Protein expression is a molecular biological technique for expressing foreign gene proteins in model organisms such as bacteria, yeast, animal cells or plant cells. According to the type of host cell, protein expression systems can be broadly classified into: 1. Prokaryotic Expression Systems 2. Yeast expression system 3. Plant Expression Systems 4. Insect expression systems 5. Mammalian expression system
The expression of some proteins in mammalian cells has moved from laboratory research to production or pilot production.
Many important proteins and glycoproteins have been expressed, prepared and produced in large quantities using mammalian cell systems. Some products, such as human tissue type fibrinogen activating factor, coagulation factor VIII, interferon, hepatitis B surface antigen, erythropoietic hormone, human growth hormone, human anticoagulant factor III, colony stimulating factor, etc., have been put into clinical application or trial.
Although the expression level of mammalian cell expression system has been greatly increased after years of efforts, it is still low from the whole level, generally at the lower limit of protein yield of hybridoma monoclonal antibody, i.e. 1-30 μg/l08 cells/24 hours.
Mammalian cell expression systems have become a production platform for a variety of genetically engineered drugs. It also played an extremely important role in the discovery of new genes and the study of protein structure and function.
Mammalian cell expression system
Compared with other systems, mammalian cell expression systems have the advantage of directing the correct folding of proteins, providing a variety of post-translational processing functions such as complex N-glycosylation and accurate O-glycosylation, so that the expression product is closest to native higher biological protein molecules in terms of molecular structure, physicochemical properties and biological functions.
1. Recombinant DNA is easily transfected, genetically stable, and reproducible.
2. Identify and remove introns.
3. To perform post-translational modifications: phosphorylation, glycosylation, disulfide bonds, formation of oligomers, etc., correct folding of higher order structures.
4. The product has a high rate of correct configuration and can be modified to be human-like in nature with good immunogenicity.
5. It can be secreted into the culture medium and the purification process is simple.
6. It can be used for gene therapy.
Compared with other expression systems, mammalian cells have obvious advantages, but their low expression is still the biggest bottleneck, as well as the defects of long production cycle and high production cost.
1. Long production cycle.
2. Low protein production.
3. High production costs.
Commonly used host cells
Commonly used non-lymphoid cells are Chinese hamster ovary (CHO) cells, hamster kidney (BHK) cells, COS cells, mouse NSO thymoma cells and mouse myeloma SP2/0 cells.
The recombinant proteins expressed by different host cells have different stability and protein glycosylation types, so it is necessary to select the best host cell according to the target protein to be expressed.
Until now, Chinese hamster ovary (CHO) cells have been the main recipient cells of higher mammals used for large-scale production of medical products (drugs, antibodies, diagnostic reagents).

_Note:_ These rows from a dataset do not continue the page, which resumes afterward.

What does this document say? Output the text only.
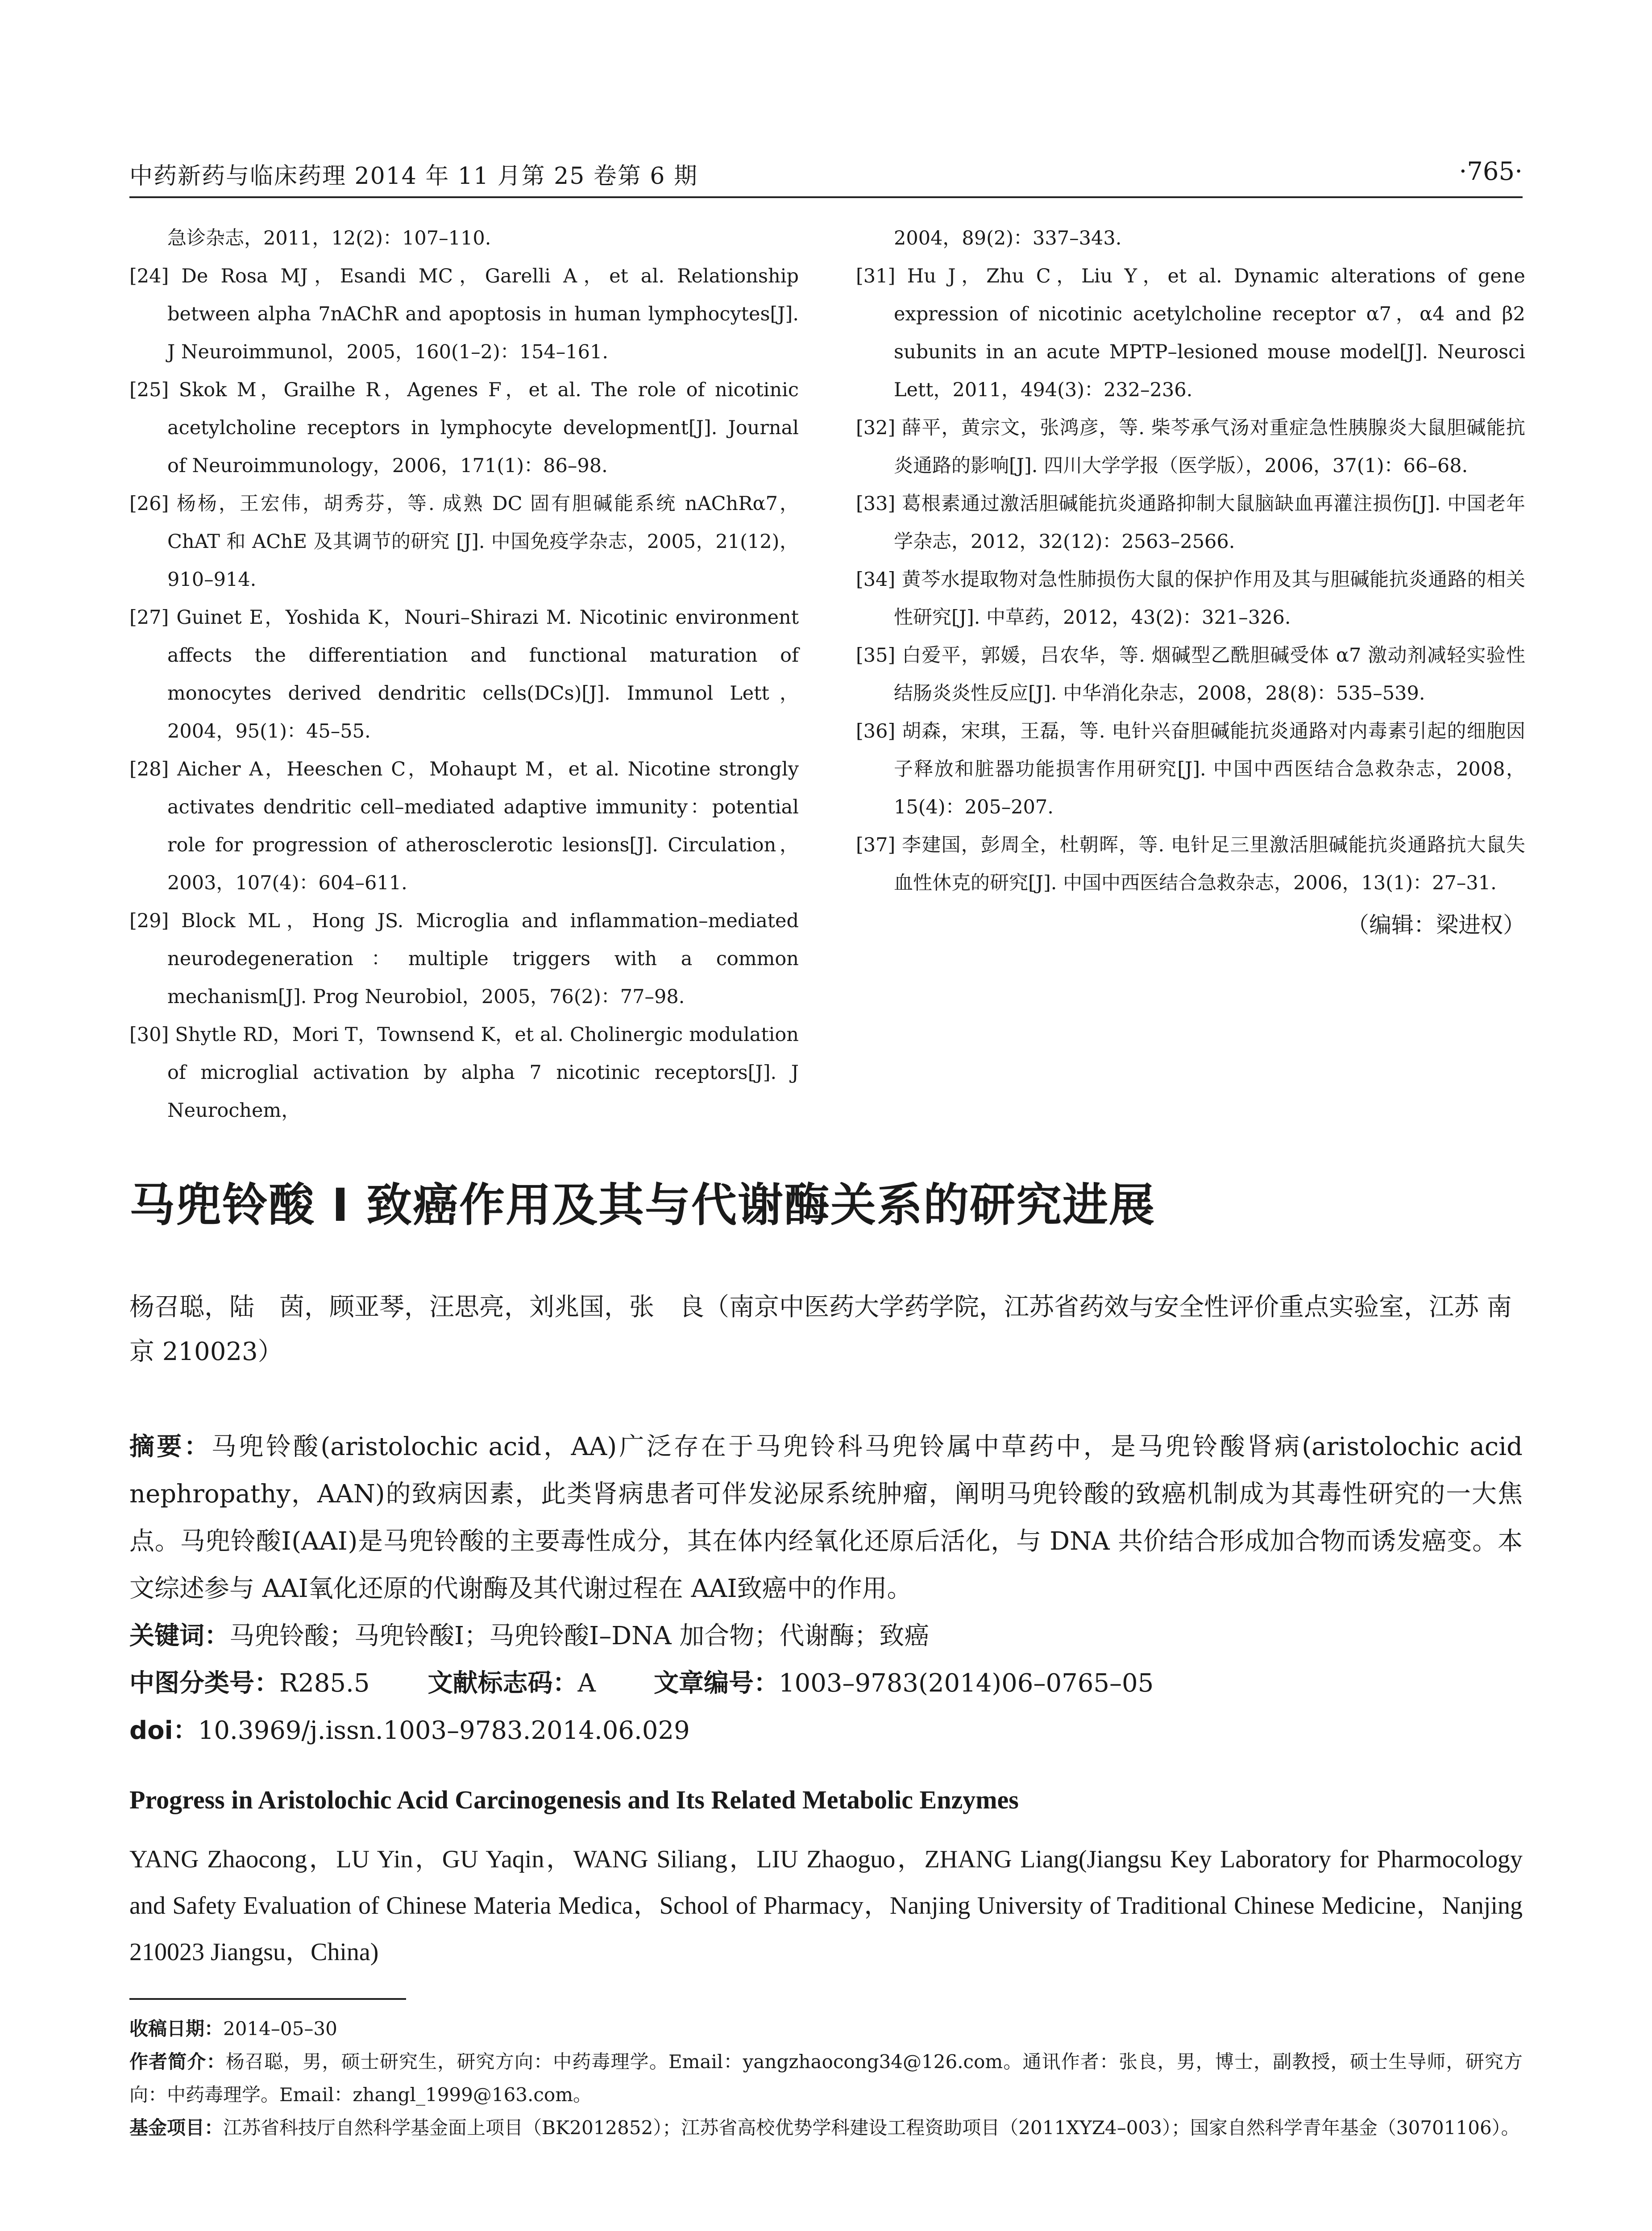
中药新药与临床药理 2014 年 11 月第 25 卷第 6 期	·765·

急诊杂志，2011，12(2)：107–110.

[24] De Rosa MJ，Esandi MC，Garelli A，et al. Relationship between alpha 7nAChR and apoptosis in human lymphocytes[J]. J Neuroimmunol，2005，160(1–2)：154–161.

[25] Skok M，Grailhe R，Agenes F，et al. The role of nicotinic acetylcholine receptors in lymphocyte development[J]. Journal of Neuroimmunology，2006，171(1)：86–98.

[26] 杨杨，王宏伟，胡秀芬，等. 成熟 DC 固有胆碱能系统 nAChRα7，ChAT 和 AChE 及其调节的研究 [J]. 中国免疫学杂志，2005，21(12)，910–914.

[27] Guinet E，Yoshida K，Nouri–Shirazi M. Nicotinic environment affects the differentiation and functional maturation of monocytes derived dendritic cells(DCs)[J]. Immunol Lett，2004，95(1)：45–55.

[28] Aicher A，Heeschen C，Mohaupt M，et al. Nicotine strongly activates dendritic cell–mediated adaptive immunity：potential role for progression of atherosclerotic lesions[J]. Circulation，2003，107(4)：604–611.

[29] Block ML，Hong JS. Microglia and inflammation–mediated neurodegeneration：multiple triggers with a common mechanism[J]. Prog Neurobiol，2005，76(2)：77–98.

[30] Shytle RD，Mori T，Townsend K，et al. Cholinergic modulation of microglial activation by alpha 7 nicotinic receptors[J]. J Neurochem，

2004，89(2)：337–343.

[31] Hu J，Zhu C，Liu Y，et al. Dynamic alterations of gene expression of nicotinic acetylcholine receptor α7，α4 and β2 subunits in an acute MPTP–lesioned mouse model[J]. Neurosci Lett，2011，494(3)：232–236.

[32] 薛平，黄宗文，张鸿彦，等. 柴芩承气汤对重症急性胰腺炎大鼠胆碱能抗炎通路的影响[J]. 四川大学学报（医学版），2006，37(1)：66–68.

[33] 葛根素通过激活胆碱能抗炎通路抑制大鼠脑缺血再灌注损伤[J]. 中国老年学杂志，2012，32(12)：2563–2566.

[34] 黄芩水提取物对急性肺损伤大鼠的保护作用及其与胆碱能抗炎通路的相关性研究[J]. 中草药，2012，43(2)：321–326.

[35] 白爱平，郭媛，吕农华，等. 烟碱型乙酰胆碱受体 α7 激动剂减轻实验性结肠炎炎性反应[J]. 中华消化杂志，2008，28(8)：535–539.

[36] 胡森，宋琪，王磊，等. 电针兴奋胆碱能抗炎通路对内毒素引起的细胞因子释放和脏器功能损害作用研究[J]. 中国中西医结合急救杂志，2008，15(4)：205–207.

[37] 李建国，彭周全，杜朝晖，等. 电针足三里激活胆碱能抗炎通路抗大鼠失血性休克的研究[J]. 中国中西医结合急救杂志，2006，13(1)：27–31.

（编辑：梁进权）
马兜铃酸 Ⅰ 致癌作用及其与代谢酶关系的研究进展
杨召聪，陆　茵，顾亚琴，汪思亮，刘兆国，张　良（南京中医药大学药学院，江苏省药效与安全性评价重点实验室，江苏 南京 210023）

摘要：马兜铃酸(aristolochic acid，AA)广泛存在于马兜铃科马兜铃属中草药中，是马兜铃酸肾病(aristolochic acid nephropathy，AAN)的致病因素，此类肾病患者可伴发泌尿系统肿瘤，阐明马兜铃酸的致癌机制成为其毒性研究的一大焦点。马兜铃酸Ⅰ(AAⅠ)是马兜铃酸的主要毒性成分，其在体内经氧化还原后活化，与 DNA 共价结合形成加合物而诱发癌变。本文综述参与 AAⅠ氧化还原的代谢酶及其代谢过程在 AAⅠ致癌中的作用。

关键词：马兜铃酸；马兜铃酸Ⅰ；马兜铃酸Ⅰ–DNA 加合物；代谢酶；致癌

中图分类号：R285.5 文献标志码：A 文章编号：1003–9783(2014)06–0765–05

doi：10.3969/j.issn.1003–9783.2014.06.029

Progress in Aristolochic Acid Carcinogenesis and Its Related Metabolic Enzymes
YANG Zhaocong，LU Yin，GU Yaqin，WANG Siliang，LIU Zhaoguo，ZHANG Liang(Jiangsu Key Laboratory for Pharmocology and Safety Evaluation of Chinese Materia Medica，School of Pharmacy，Nanjing University of Traditional Chinese Medicine，Nanjing 210023 Jiangsu，China)

收稿日期：2014–05–30

作者简介：杨召聪，男，硕士研究生，研究方向：中药毒理学。Email：yangzhaocong34@126.com。通讯作者：张良，男，博士，副教授，硕士生导师，研究方向：中药毒理学。Email：zhangl_1999@163.com。

基金项目：江苏省科技厅自然科学基金面上项目（BK2012852）；江苏省高校优势学科建设工程资助项目（2011XYZ4–003）；国家自然科学青年基金（30701106）。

CHO cells belong to fibroblast-adherent cells, which have all the characteristics of adherent cells, and because they are fibroblasts, express exogenous proteins, and rarely secrete endogenous proteins, which is conducive to downstream protein isolation and purification.
CHO-k1 is a cell derived from CHO. It is widely used in various experiments. It has simple culture conditions, moderate adherence strength, and is relatively easy to transfect. It is generally used to study mammalian gene functions.

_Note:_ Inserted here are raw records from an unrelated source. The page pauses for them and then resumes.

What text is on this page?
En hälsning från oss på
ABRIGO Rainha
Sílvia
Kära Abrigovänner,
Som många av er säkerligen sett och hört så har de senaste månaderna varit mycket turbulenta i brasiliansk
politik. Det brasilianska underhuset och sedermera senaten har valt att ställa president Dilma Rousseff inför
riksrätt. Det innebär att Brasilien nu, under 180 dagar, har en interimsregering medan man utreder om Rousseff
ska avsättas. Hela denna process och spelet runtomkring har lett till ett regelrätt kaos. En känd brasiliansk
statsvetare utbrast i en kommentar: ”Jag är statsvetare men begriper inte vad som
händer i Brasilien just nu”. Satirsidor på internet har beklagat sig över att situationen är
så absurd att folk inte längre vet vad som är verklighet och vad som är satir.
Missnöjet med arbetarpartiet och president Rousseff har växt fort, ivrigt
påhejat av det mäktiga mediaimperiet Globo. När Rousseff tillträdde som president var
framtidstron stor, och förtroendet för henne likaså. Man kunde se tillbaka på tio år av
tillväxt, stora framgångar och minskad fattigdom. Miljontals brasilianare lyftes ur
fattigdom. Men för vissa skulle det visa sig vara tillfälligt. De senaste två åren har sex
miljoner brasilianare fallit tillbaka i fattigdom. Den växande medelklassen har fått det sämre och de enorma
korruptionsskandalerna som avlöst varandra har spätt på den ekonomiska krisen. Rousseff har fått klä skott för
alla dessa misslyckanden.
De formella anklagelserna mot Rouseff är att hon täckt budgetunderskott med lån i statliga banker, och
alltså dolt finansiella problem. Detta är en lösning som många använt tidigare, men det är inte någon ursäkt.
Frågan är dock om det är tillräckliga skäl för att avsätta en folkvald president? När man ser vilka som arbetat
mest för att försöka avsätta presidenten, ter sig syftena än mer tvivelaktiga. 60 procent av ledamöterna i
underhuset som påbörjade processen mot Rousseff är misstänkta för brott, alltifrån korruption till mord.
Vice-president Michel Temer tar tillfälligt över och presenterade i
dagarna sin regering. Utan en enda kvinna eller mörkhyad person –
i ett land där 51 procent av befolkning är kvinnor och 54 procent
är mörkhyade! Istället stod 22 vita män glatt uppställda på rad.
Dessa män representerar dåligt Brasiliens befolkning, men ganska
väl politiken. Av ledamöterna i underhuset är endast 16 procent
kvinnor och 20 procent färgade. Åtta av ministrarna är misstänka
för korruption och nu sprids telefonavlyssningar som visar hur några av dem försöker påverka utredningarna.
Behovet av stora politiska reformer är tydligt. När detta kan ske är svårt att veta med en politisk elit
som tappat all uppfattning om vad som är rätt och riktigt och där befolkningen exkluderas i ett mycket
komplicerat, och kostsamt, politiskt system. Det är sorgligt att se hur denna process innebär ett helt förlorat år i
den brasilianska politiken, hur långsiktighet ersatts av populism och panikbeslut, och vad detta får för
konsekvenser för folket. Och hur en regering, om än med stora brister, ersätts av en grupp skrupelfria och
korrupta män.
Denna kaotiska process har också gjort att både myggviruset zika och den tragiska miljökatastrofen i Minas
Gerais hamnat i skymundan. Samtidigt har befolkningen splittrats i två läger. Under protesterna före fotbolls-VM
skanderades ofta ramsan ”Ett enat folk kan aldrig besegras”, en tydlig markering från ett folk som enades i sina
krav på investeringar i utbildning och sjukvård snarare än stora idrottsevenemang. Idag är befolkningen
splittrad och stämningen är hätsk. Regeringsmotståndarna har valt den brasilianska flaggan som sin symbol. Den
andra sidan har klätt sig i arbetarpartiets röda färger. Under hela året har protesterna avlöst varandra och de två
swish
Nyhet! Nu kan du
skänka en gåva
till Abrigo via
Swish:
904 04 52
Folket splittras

293 cells are relatively easy to transfect and are a common cell line used for expression of exogenous genes, and are mostly used for transient transfection to express recombinant proteins.
Compared with CHO cells, the cells grew faster, had higher growth density, higher transfection efficiency and exogenous protein expression, clear genetic background and stable physiological metabolism.
Adherent culture, microcarrier culture and serum-free suspension culture can be used for large-scale culture of 293 cells. It can grow similarly in Ca2 + -free or Ca2 + -containing media, and also in media with lower serum concentrations. It has high plasmid transfection efficiency and high stability to maintain exogenous genes.
COS cell lines are cell lines derived from African green monkey kidney fibroblasts and transformed with SV40 viral genes. The most commonly used COS cell lines are COS-1 and COS-7.
COS cells are the most versatile host for the transient expression of source genes. Their recombinant vectors are easy to construct, easy to use, and have no limitations on the amount of inserted DNA or the use of genomic DNA sequences. It is convenient to detect the expression to confirm the positive clone of cDNA and facilitate the rapid analysis of mutations introduced into the cloned cDNA sequence.
In recent years, several new cell lines with great application value have also been discovered:
Such as well-differentiated endothelial cell line (MDCK) derived from MadIin-Darby canine kidney. Pei et al. used this cell line to express the secreted matrix metalloproteinase MMPI3 and found that clones with high expression accounted for 5% to 10% of the transfected cells, with one clone expressing 15% to 20% of the total protein in the cell supernatant and up to 10 mg/L in monolayer adherent culture.